Durante más de cinco años, una clienta de Enel Distribución denunció cobros eléctricos excesivos y fallas en la lectura de su medidor. El caso llegó hasta la Corte de Apelaciones de Santiago, que acogió un recurso de protección y ordenó a la empresa recalcular los consumos cuestionados y regularizar la deuda, siguiendo las instrucciones dictadas por la SEC.

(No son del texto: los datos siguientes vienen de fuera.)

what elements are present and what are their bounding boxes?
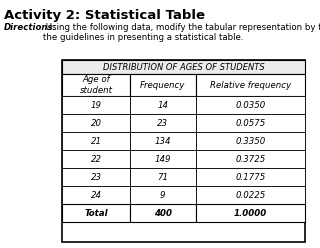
Text: 0.0575: 0.0575 <box>235 119 266 127</box>
Bar <box>62 60 305 242</box>
Text: 23: 23 <box>157 119 168 127</box>
Text: 0.0350: 0.0350 <box>235 100 266 110</box>
Text: 71: 71 <box>157 173 168 182</box>
Text: 14: 14 <box>157 100 168 110</box>
Text: 21: 21 <box>91 136 101 146</box>
Text: Total: Total <box>84 209 108 217</box>
Text: 0.0225: 0.0225 <box>235 190 266 199</box>
Bar <box>130 186 196 204</box>
Bar <box>62 60 305 74</box>
Text: Frequency: Frequency <box>140 81 186 90</box>
Bar <box>196 96 305 114</box>
Text: 19: 19 <box>91 100 101 110</box>
Bar <box>62 186 130 204</box>
Text: 22: 22 <box>91 155 101 163</box>
Bar <box>196 204 305 222</box>
Bar <box>62 114 130 132</box>
Bar <box>130 132 196 150</box>
Bar <box>62 168 130 186</box>
Text: 400: 400 <box>154 209 172 217</box>
Bar <box>130 150 196 168</box>
Text: Activity 2: Statistical Table: Activity 2: Statistical Table <box>4 9 205 22</box>
Bar <box>130 96 196 114</box>
Text: 149: 149 <box>155 155 171 163</box>
Text: DISTRIBUTION OF AGES OF STUDENTS: DISTRIBUTION OF AGES OF STUDENTS <box>103 62 264 71</box>
Bar <box>196 150 305 168</box>
Bar <box>196 168 305 186</box>
Text: 24: 24 <box>91 190 101 199</box>
Bar <box>196 74 305 96</box>
Text: 0.3725: 0.3725 <box>235 155 266 163</box>
Bar <box>196 132 305 150</box>
Bar <box>130 74 196 96</box>
Text: 1.0000: 1.0000 <box>234 209 267 217</box>
Text: Using the following data, modify the tabular representation by following
the gui: Using the following data, modify the tab… <box>43 23 320 42</box>
Bar <box>196 186 305 204</box>
Text: Directions:: Directions: <box>4 23 57 32</box>
Bar <box>130 204 196 222</box>
Bar <box>62 74 130 96</box>
Text: 0.1775: 0.1775 <box>235 173 266 182</box>
Text: Relative frequency: Relative frequency <box>210 81 291 90</box>
Bar <box>62 204 130 222</box>
Text: 9: 9 <box>160 190 165 199</box>
Bar <box>62 96 130 114</box>
Bar <box>62 132 130 150</box>
Text: 134: 134 <box>155 136 171 146</box>
Text: 20: 20 <box>91 119 101 127</box>
Text: 23: 23 <box>91 173 101 182</box>
Bar <box>130 168 196 186</box>
Text: Age of
student: Age of student <box>80 75 113 95</box>
Bar <box>196 114 305 132</box>
Bar <box>62 150 130 168</box>
Text: 0.3350: 0.3350 <box>235 136 266 146</box>
Bar <box>130 114 196 132</box>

Según se puede apreciar en el fallo judicial, la afectada aseguró que la empresa no realizaba lecturas presenciales y que siguió emitiendo boletas con consumos cuestionados pese a los reclamos presentados ante la Superintendencia de Electricidad y Combustibles (SEC).
Según los antecedentes, existían diferencias superiores a 5.600 kW entre la lectura visual del medidor y el registro electrónico utilizado para facturar.
La SEC acogió reclamos presentados por la usuaria desde 2023 y concluyó que Enel no acreditó correctamente los consumos cobrados.
Por ello, instruyó a la empresa refacturar las cuentas utilizando promedios posteriores a la normalización del servicio. Sin embargo, la clienta sostuvo que la distribuidora nunca cumplió completamente esas órdenes.
Enel afirmó ante la Corte que el problema se originaba por una falla en la relojería del medidor y señaló que era necesario coordinar el cambio del aparato para ejecutar la refacturación. También aseguró que realizó revisiones técnicas en el domicilio.
¿Qué decidió la Corte de Apelaciones?
La Segunda Sala de la Corte de Apelaciones de Santiago, integrada por la ministra Sandra Araya, el ministro suplente Mauricio Rettig y el abogado integrante Jorge Gómez, rechazó esos argumentos.
El fallo sostuvo que la empresa mantuvo durante años una situación de incertidumbre respecto de los cobros y no cumplió íntegramente las instrucciones impartidas por la SEC.
“La empresa ha persistido en una situación de incertidumbre respecto de los cobros efectuados, sin adoptar medidas eficaces y definitivas”, indicó la resolución.
Por ello, el tribunal acogió el recurso y ordenó a Enel cumplir estrictamente la instrucción dictada por la SEC el 22 de abril de 2026, recalculando los consumos objetados y regularizando la deuda acumulada.